On Tue, Aug 19, 2003 at 01:06:00AM -0400, Eric St-Laurent wrote:
> The first implementation is in 1962 with CTSS if i remember correctly.
> Multics initially had something like that too.
> http://www.multicians.org/mult-sched.html
> Anyway that's pretty standard CS stuff. Multi-level Queues with
> feedback, exponentially longer timeslices with lower priority.
> I was reading this recently, that's why i wondered why linux calculate
> timeslice "inversed" versus what is proposed in theory.

None of the scheduling policies described there are multi-level queue
-based policies. The bottom-level scheduler was FB until ca. 1976,
when a deadline-based scheduling policy was adopted.

Multilevel queue -based policies segregate tasks into service levels
by the amount of runtime accumulated without blocking (i.e. continual
spinning interrupted only by the scheduler yanking the thing off the
cpu to run something else because it's run too long) and do some other
kind of scheduling within the levels, typically RR with quanta
determined by the level. Various hacks to elevate or lower the service
level with different kinds of I/O or device access were typically used
as interactivity heuristics and were used in the 1967-1975 Multics FB
scheduling policies as described in that webpage.

The deadline scheduler is very different in its mechanics and very
flexible; it's almost impossible to say anything about it without
knowing how the deadlines were assigned. FB is actually very well-
understood, but trivially DoS'able in real-life environments, as
looping coprocesses will monopolize the cpu. The fact device access
and other similar heuristics were required to make it behave well
in interactive environments should be a big hint that the FB design
is fundamentally inadequate.

One obviously nice thing about deadline scheduling is that it's trivial
to prevent starvation: merely assign nonzero offsets from the present
to all tasks, and the ``finger'' pointing at the current task to run
is guaranteed to advance and so cover every queued task. In essence,
deadline scheduling controls how often tasks get to run directly as
opposed to remaining at the mercy of wakeups.

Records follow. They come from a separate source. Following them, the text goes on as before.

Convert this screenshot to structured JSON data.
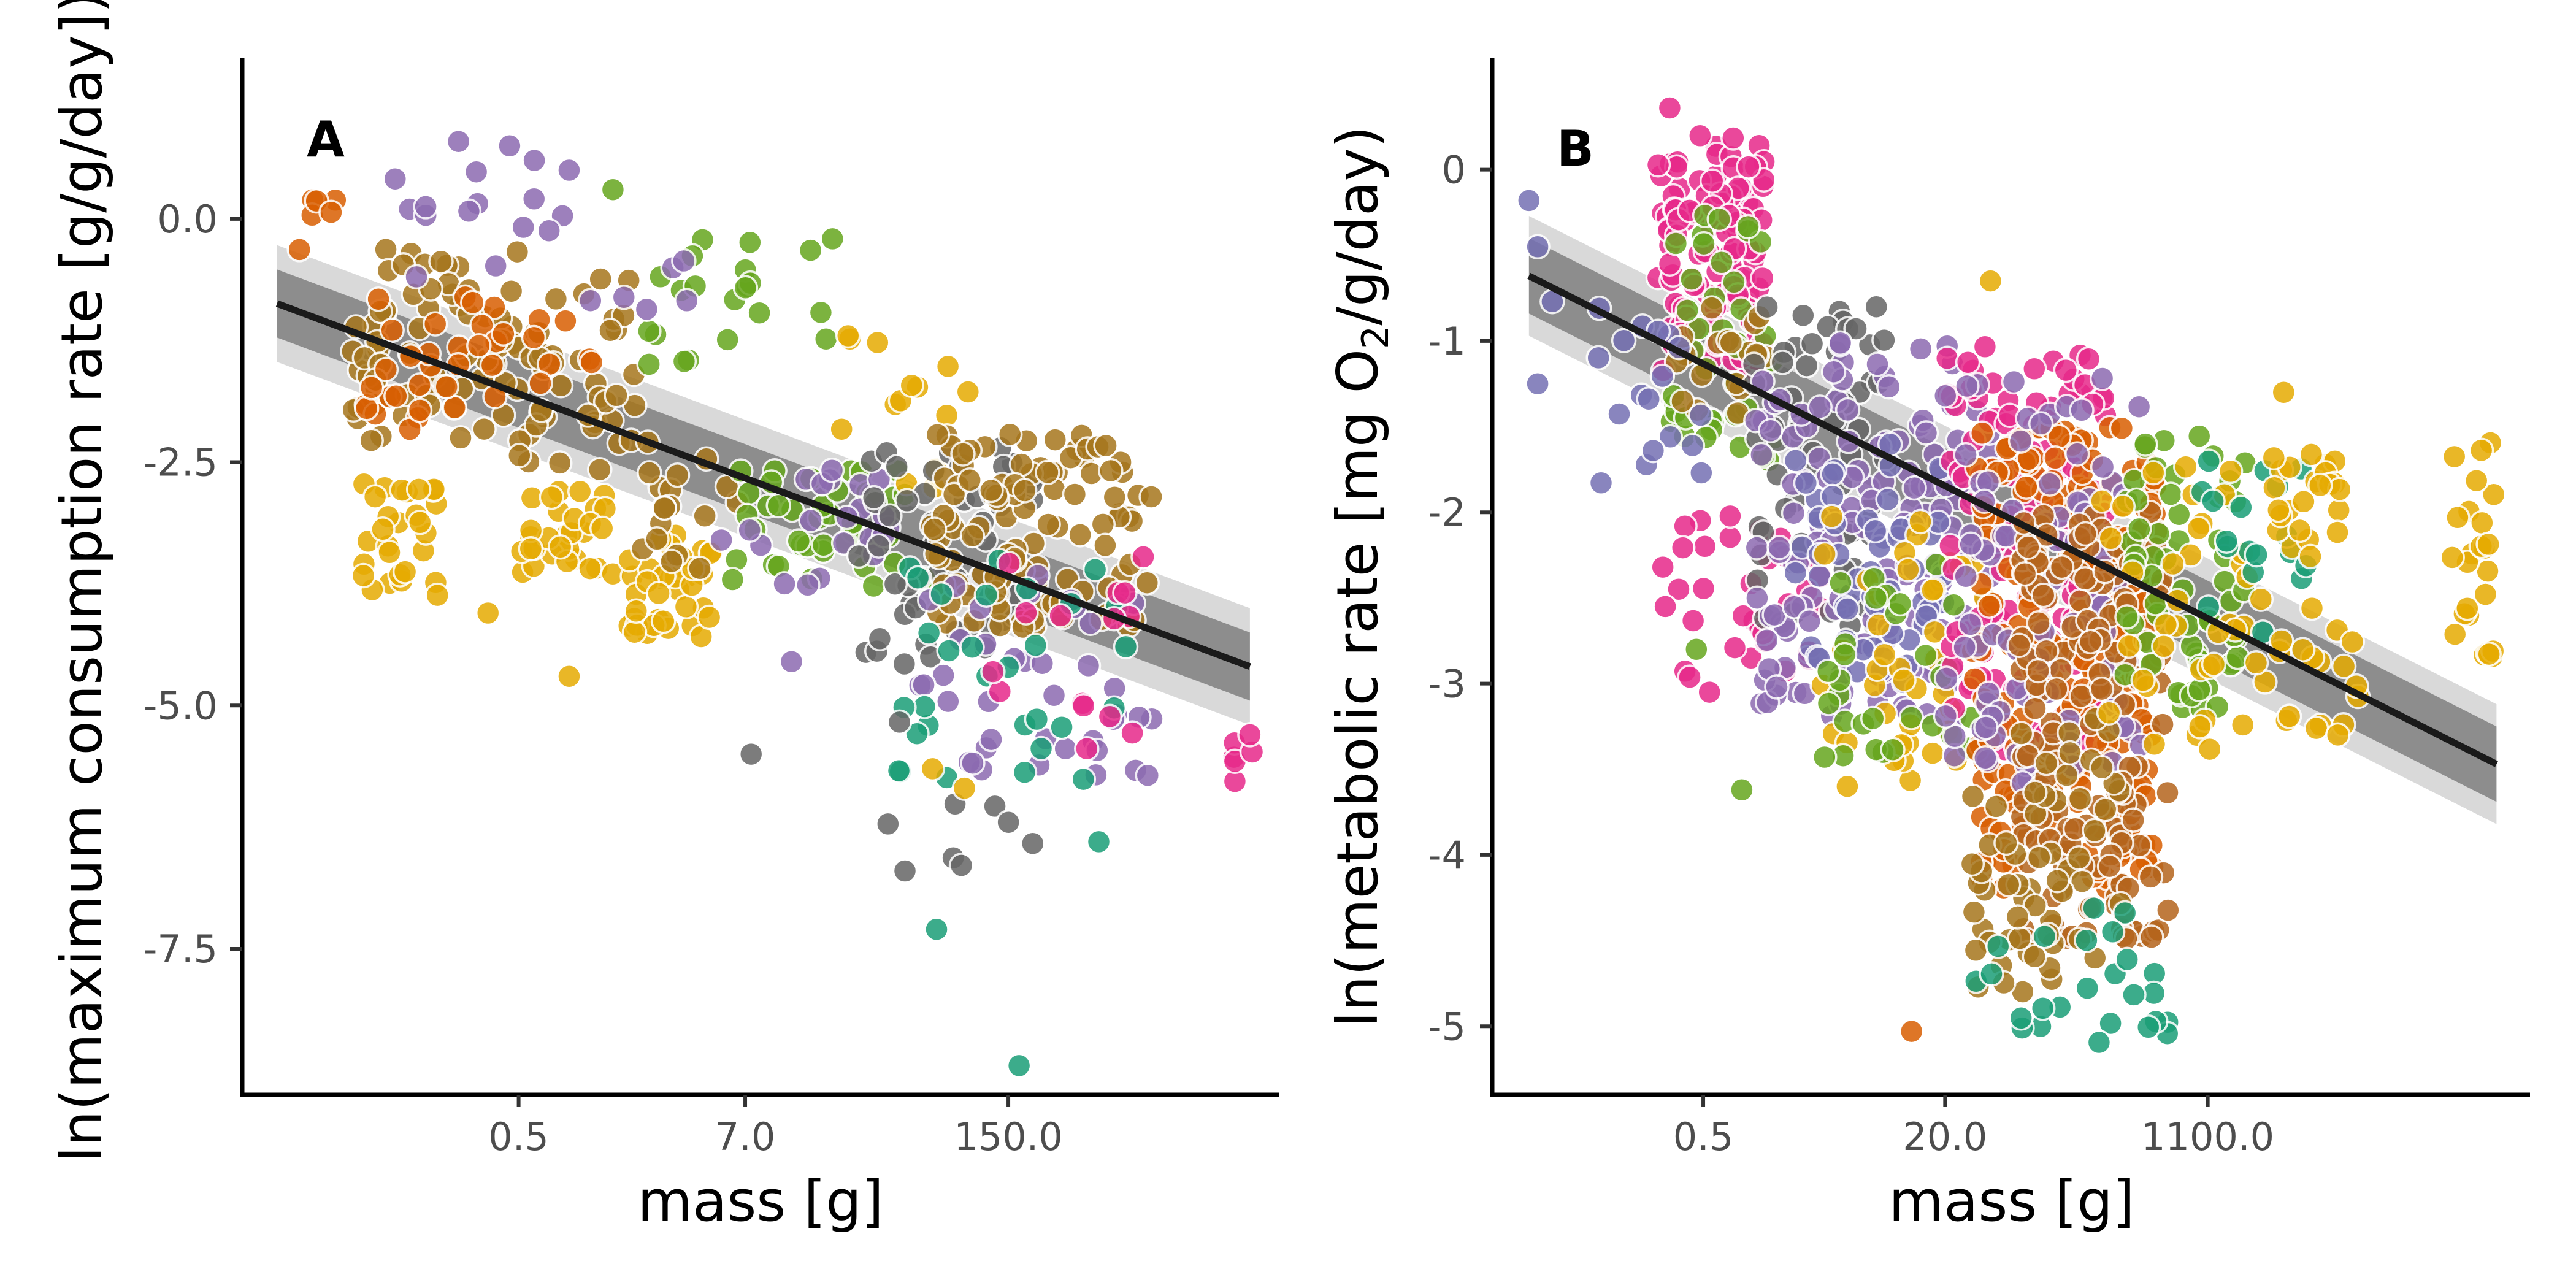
{
  "chart_data": [
    {
      "type": "scatter",
      "panel_label": "A",
      "xlabel": "mass [g]",
      "ylabel": "ln(maximum consumption rate [g/g/day])",
      "x_scale": "log",
      "x_tick_labels": [
        "0.5",
        "7.0",
        "150.0"
      ],
      "x_ticks": [
        0.5,
        7.0,
        150.0
      ],
      "xlim": [
        0.02,
        3500
      ],
      "y_ticks": [
        0.0,
        -2.5,
        -5.0,
        -7.5
      ],
      "y_tick_labels": [
        "0.0",
        "-2.5",
        "-5.0",
        "-7.5"
      ],
      "ylim": [
        -9.0,
        1.65
      ],
      "grid": false,
      "legend": "none",
      "fit": {
        "x": [
          0.03,
          2500
        ],
        "y": [
          -0.87,
          -4.6
        ],
        "ci_inner": 0.35,
        "ci_outer": 0.6
      },
      "point_colors": [
        "#d95f02",
        "#7570b3",
        "#e7298a",
        "#66a61e",
        "#e6ab02",
        "#a6761d",
        "#666666",
        "#1b9e77",
        "#8c6bb1",
        "#b5651d"
      ],
      "clusters": [
        {
          "x": [
            0.03,
            0.07
          ],
          "y": [
            -0.5,
            0.2
          ],
          "n": 6,
          "color": 0
        },
        {
          "x": [
            0.07,
            0.5
          ],
          "y": [
            -2.3,
            -0.3
          ],
          "n": 70,
          "color": 5
        },
        {
          "x": [
            0.08,
            0.4
          ],
          "y": [
            -2.3,
            -0.8
          ],
          "n": 25,
          "color": 0
        },
        {
          "x": [
            0.1,
            0.9
          ],
          "y": [
            -0.6,
            0.8
          ],
          "n": 14,
          "color": 8
        },
        {
          "x": [
            0.5,
            2.0
          ],
          "y": [
            -2.6,
            -0.6
          ],
          "n": 40,
          "color": 5
        },
        {
          "x": [
            0.3,
            1.5
          ],
          "y": [
            -1.8,
            -0.9
          ],
          "n": 12,
          "color": 0
        },
        {
          "x": [
            0.08,
            0.2
          ],
          "y": [
            -3.9,
            -2.7
          ],
          "n": 28,
          "color": 4
        },
        {
          "x": [
            0.5,
            1.5
          ],
          "y": [
            -3.7,
            -2.8
          ],
          "n": 30,
          "color": 4
        },
        {
          "x": [
            1.8,
            5.0
          ],
          "y": [
            -4.3,
            -3.2
          ],
          "n": 38,
          "color": 4
        },
        {
          "x": [
            2.0,
            6.5
          ],
          "y": [
            -3.6,
            -2.2
          ],
          "n": 18,
          "color": 5
        },
        {
          "x": [
            2.0,
            20.0
          ],
          "y": [
            -1.6,
            -0.2
          ],
          "n": 22,
          "color": 3
        },
        {
          "x": [
            1.0,
            6.0
          ],
          "y": [
            -1.0,
            -0.3
          ],
          "n": 6,
          "color": 8
        },
        {
          "x": [
            6.0,
            60.0
          ],
          "y": [
            -3.8,
            -2.5
          ],
          "n": 40,
          "color": 3
        },
        {
          "x": [
            5.0,
            40.0
          ],
          "y": [
            -3.8,
            -2.5
          ],
          "n": 20,
          "color": 8
        },
        {
          "x": [
            10.0,
            100.0
          ],
          "y": [
            -2.8,
            -1.2
          ],
          "n": 14,
          "color": 4
        },
        {
          "x": [
            25.0,
            200.0
          ],
          "y": [
            -4.6,
            -2.3
          ],
          "n": 50,
          "color": 6
        },
        {
          "x": [
            60.0,
            800.0
          ],
          "y": [
            -4.2,
            -2.2
          ],
          "n": 110,
          "color": 5
        },
        {
          "x": [
            50.0,
            800.0
          ],
          "y": [
            -5.8,
            -3.5
          ],
          "n": 40,
          "color": 8
        },
        {
          "x": [
            40.0,
            1000.0
          ],
          "y": [
            -5.8,
            -3.5
          ],
          "n": 30,
          "color": 7
        },
        {
          "x": [
            100.0,
            800.0
          ],
          "y": [
            -5.5,
            -3.0
          ],
          "n": 15,
          "color": 2
        },
        {
          "x": [
            30.0,
            200.0
          ],
          "y": [
            -6.8,
            -5.0
          ],
          "n": 7,
          "color": 6
        },
        {
          "x": [
            2000.0,
            2700.0
          ],
          "y": [
            -5.8,
            -5.2
          ],
          "n": 5,
          "color": 2
        }
      ],
      "extra_points": [
        {
          "x": 0.45,
          "y": 0.75,
          "color": 8
        },
        {
          "x": 0.6,
          "y": 0.6,
          "color": 8
        },
        {
          "x": 0.9,
          "y": 0.5,
          "color": 8
        },
        {
          "x": 1.5,
          "y": 0.3,
          "color": 3
        },
        {
          "x": 0.35,
          "y": -4.05,
          "color": 4
        },
        {
          "x": 0.9,
          "y": -4.7,
          "color": 4
        },
        {
          "x": 7.5,
          "y": -5.5,
          "color": 6
        },
        {
          "x": 5.3,
          "y": -3.3,
          "color": 8
        },
        {
          "x": 12.0,
          "y": -4.55,
          "color": 8
        },
        {
          "x": 45.0,
          "y": -6.7,
          "color": 6
        },
        {
          "x": 65.0,
          "y": -7.3,
          "color": 7
        },
        {
          "x": 170.0,
          "y": -8.7,
          "color": 7
        },
        {
          "x": 150.0,
          "y": -6.2,
          "color": 6
        },
        {
          "x": 62.0,
          "y": -5.65,
          "color": 4
        },
        {
          "x": 90.0,
          "y": -5.85,
          "color": 4
        },
        {
          "x": 430.0,
          "y": -6.4,
          "color": 7
        },
        {
          "x": 2500.0,
          "y": -5.3,
          "color": 2
        }
      ]
    },
    {
      "type": "scatter",
      "panel_label": "B",
      "xlabel": "mass [g]",
      "ylabel": "ln(metabolic rate [mg O2/g/day])",
      "ylabel_main": "ln(metabolic rate [mg O",
      "ylabel_sub": "2",
      "ylabel_end": "/g/day)",
      "x_scale": "log",
      "x_tick_labels": [
        "0.5",
        "20.0",
        "1100.0"
      ],
      "x_ticks": [
        0.5,
        20.0,
        1100.0
      ],
      "xlim": [
        0.02,
        150000
      ],
      "y_ticks": [
        0,
        -1,
        -2,
        -3,
        -4,
        -5
      ],
      "y_tick_labels": [
        "0",
        "-1",
        "-2",
        "-3",
        "-4",
        "-5"
      ],
      "ylim": [
        -5.4,
        0.65
      ],
      "grid": false,
      "legend": "none",
      "fit": {
        "x": [
          0.035,
          90000
        ],
        "y": [
          -0.62,
          -3.47
        ],
        "ci_inner": 0.22,
        "ci_outer": 0.35
      },
      "point_colors": [
        "#d95f02",
        "#7570b3",
        "#e7298a",
        "#66a61e",
        "#e6ab02",
        "#a6761d",
        "#666666",
        "#1b9e77",
        "#8c6bb1",
        "#b5651d"
      ],
      "clusters": [
        {
          "x": [
            0.25,
            1.3
          ],
          "y": [
            -1.2,
            0.2
          ],
          "n": 120,
          "color": 2
        },
        {
          "x": [
            0.3,
            1.5
          ],
          "y": [
            -1.8,
            -0.2
          ],
          "n": 40,
          "color": 3
        },
        {
          "x": [
            0.3,
            1.5
          ],
          "y": [
            -1.5,
            -0.8
          ],
          "n": 20,
          "color": 5
        },
        {
          "x": [
            0.1,
            0.5
          ],
          "y": [
            -1.9,
            -0.8
          ],
          "n": 18,
          "color": 1
        },
        {
          "x": [
            0.3,
            3.0
          ],
          "y": [
            -3.0,
            -2.0
          ],
          "n": 35,
          "color": 2
        },
        {
          "x": [
            1.0,
            8.0
          ],
          "y": [
            -2.8,
            -0.8
          ],
          "n": 60,
          "color": 6
        },
        {
          "x": [
            1.0,
            40.0
          ],
          "y": [
            -3.2,
            -1.0
          ],
          "n": 140,
          "color": 8
        },
        {
          "x": [
            2.0,
            20.0
          ],
          "y": [
            -3.0,
            -1.6
          ],
          "n": 60,
          "color": 1
        },
        {
          "x": [
            3.0,
            40.0
          ],
          "y": [
            -3.6,
            -2.0
          ],
          "n": 40,
          "color": 4
        },
        {
          "x": [
            3.0,
            30.0
          ],
          "y": [
            -3.5,
            -2.2
          ],
          "n": 30,
          "color": 3
        },
        {
          "x": [
            20.0,
            250.0
          ],
          "y": [
            -3.4,
            -1.0
          ],
          "n": 150,
          "color": 2
        },
        {
          "x": [
            30.0,
            500.0
          ],
          "y": [
            -4.2,
            -1.5
          ],
          "n": 220,
          "color": 0
        },
        {
          "x": [
            20.0,
            400.0
          ],
          "y": [
            -3.6,
            -1.2
          ],
          "n": 90,
          "color": 8
        },
        {
          "x": [
            60.0,
            600.0
          ],
          "y": [
            -4.5,
            -2.0
          ],
          "n": 160,
          "color": 9
        },
        {
          "x": [
            30.0,
            300.0
          ],
          "y": [
            -4.8,
            -3.2
          ],
          "n": 60,
          "color": 5
        },
        {
          "x": [
            300.0,
            2000.0
          ],
          "y": [
            -3.2,
            -1.5
          ],
          "n": 60,
          "color": 3
        },
        {
          "x": [
            200.0,
            3000.0
          ],
          "y": [
            -3.4,
            -1.7
          ],
          "n": 40,
          "color": 4
        },
        {
          "x": [
            1000.0,
            5000.0
          ],
          "y": [
            -2.8,
            -1.7
          ],
          "n": 18,
          "color": 7
        },
        {
          "x": [
            3000.0,
            12000.0
          ],
          "y": [
            -3.3,
            -1.6
          ],
          "n": 40,
          "color": 4
        },
        {
          "x": [
            45000.0,
            90000.0
          ],
          "y": [
            -2.9,
            -1.5
          ],
          "n": 25,
          "color": 4
        },
        {
          "x": [
            30.0,
            600.0
          ],
          "y": [
            -5.1,
            -4.2
          ],
          "n": 25,
          "color": 7
        }
      ],
      "extra_points": [
        {
          "x": 0.035,
          "y": -0.18,
          "color": 1
        },
        {
          "x": 0.04,
          "y": -0.45,
          "color": 1
        },
        {
          "x": 0.04,
          "y": -1.25,
          "color": 1
        },
        {
          "x": 0.05,
          "y": -0.77,
          "color": 1
        },
        {
          "x": 0.3,
          "y": 0.36,
          "color": 2
        },
        {
          "x": 0.27,
          "y": -2.32,
          "color": 2
        },
        {
          "x": 0.28,
          "y": -2.55,
          "color": 2
        },
        {
          "x": 0.55,
          "y": -3.05,
          "color": 2
        },
        {
          "x": 0.45,
          "y": -2.8,
          "color": 3
        },
        {
          "x": 0.9,
          "y": -3.62,
          "color": 3
        },
        {
          "x": 4.5,
          "y": -3.6,
          "color": 4
        },
        {
          "x": 12.0,
          "y": -5.03,
          "color": 0
        },
        {
          "x": 3500.0,
          "y": -1.3,
          "color": 4
        },
        {
          "x": 8000.0,
          "y": -3.3,
          "color": 4
        },
        {
          "x": 40.0,
          "y": -0.65,
          "color": 4
        }
      ]
    }
  ]
}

The description of the Multics algorithm implies that at each wakeup
one of two quanta was assigned to the task when it got scheduled, that
one of two workclass-specific virtual deadlines was assigned, and that
the only attempt to account for service time was a distinction between
the first time the task was run and all other times, where the first
time it was run got quantum Q1 and deadline R1 and the rest quantum Q2
and deadline R2, where presumably Q1 < Q2 and R1 < R2. This obviously
does not fully exploit the expressiveness of the deadline design as
one can easily conceive of service time and priority (nice number)
dependent deadline/quanta assignments that make various kinds of sense.